The reason we can't convince you of this, is because you did not GO to X; the majority of kids that attend X do NOT even play a sport-- and the vast majority do NOT go to X for athletics-- they go for academics FAR more often than for athletics. When I was there, the ONLY kids in the school who EXPRESSLY came to X for the athletics were the swimmers. X was mediocre in football then, and Moeller dominated the sport at the time (along with Princeton).

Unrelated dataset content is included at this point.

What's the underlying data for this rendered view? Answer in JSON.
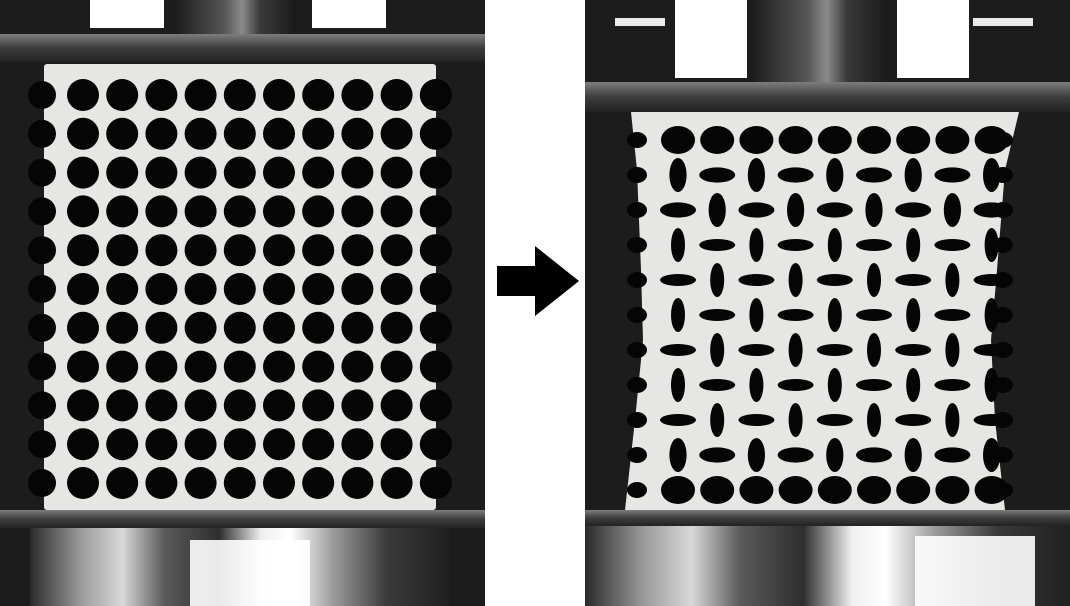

Even today, with ~120+ kids on the X varsity football team, that STILL means that less than 1 out of every 6 kids (with 750 in the combined junior and senior classes at X) is playing varsity football-- and 5 out of 6 are NOT. Add in the other kids playing golf (less than 10), soccer (~20), cross-country (~20?), and that's about 170 kids (i.e.- far less 1 in 4) are even playing a fall sport.
The numbers don't change much when you consider winter and spring sports-- especially when you consider that many of the same kids are playing those other sports, while many non-athletes are playing NONE: basketball (~12), swimming/diving (~30?), wrestling (~20), bowling (~8?), hockey (~20?)-- that's another 90 kids-- with many of them already counted once for a fall sport (e.g.- QB McCaughey in hockey), so probably less than 50 additional new kids; then baseball (~20), track/field (~30?), lacrosse (~30?), tennis (~10), volleyball (~20?), rugby (~40?)-- that's 150 more-- but with probably only ~70 new kids, since the same kids who play fall and winter sports tend to make up those spring sports (e.g.- QB McCaughey in baseball, RB Vrsanksy in lacrosse).
Even if every one of those kids only played a single sport, at MOST, you'd have 170+90+150= 410 total, but the real total is probably more like 170+50+70= 290 kids playing sports of the 750 kids in the junior and senior classes-- meaning, again, well less than HALF of all X students play a sport.